We also know that this thing that was hard for us allowed her to breathe and grow and thrive and turn into this smart, hilarious, determined little girl—and for that, I’d do it all again. I’d do it all again.

Today is day eight of my girl without her trach, and she’s doing great. She’ll tell you it feels “different” without her trach, but she is proud to show all her people that she doesn’t need her trach anymore. She is busy doing all her favorite things—digging in the dirt, playing doctor, “helping” me run errands—and her breathing is quiet, unstrained.

For her, it’s a big all-at-once change. For the rest of us, it’s a slow dawn.

For big sister, it’s a slow return to things that feel normal. We don’t have to pull out medical supplies after bath and tell A to “Wait, wait.” Just yesterday, she asked if we would still need night nurses; when I told her no, it was like watching a physical weight come off her little shoulders. She’s also been thinking of things she can teach her little sister—how to swim, how to build a sandcastle, how to play in the lake.

As for Lee and me, I don’t know that we’ll ever be the same, ever feel “normal” again—as if normal is a thing. But, that’s just as well. We’ve had to learn together, fight together, hold the heavy things together. Right now, we hold our breath together, waiting for some indefinite milestone that will show us this is it, that all is solidly behind us, that we can set this all the way down. But, we also celebrate together because there is no one else who understands the exact language of lovely and hard and poignant that God whispers in this story.

Today, it is a simple song of praise in my heart.

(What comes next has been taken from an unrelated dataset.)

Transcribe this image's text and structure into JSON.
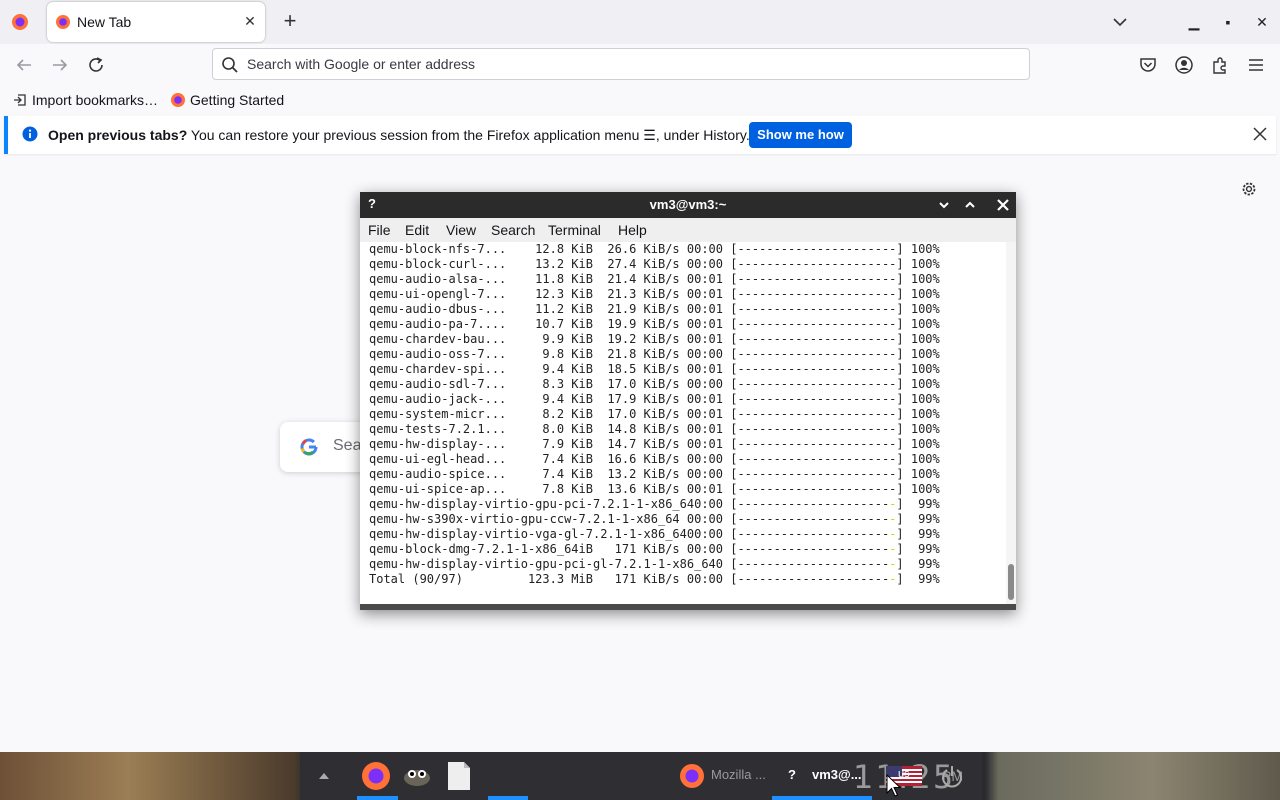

Psalm 67 says, “May God be gracious to us and bless us; look on us with favor so that Your ways may be known on earth, Your salvation among all the nations. Let all the peoples praise You, God; let all the peoples praise You.”

I feel His favor today. I feel His blessing. Today, I have what I’ve prayed for. We have what so many have prayed for us. And it’s not our right to have it. It is simply grace, simply grace. For that, I am thankful.

It has been trial for the purpose of God’s glory, trial for the purpose of joy.

Today, it is favor and blessing for the same purpose. To God be the glory.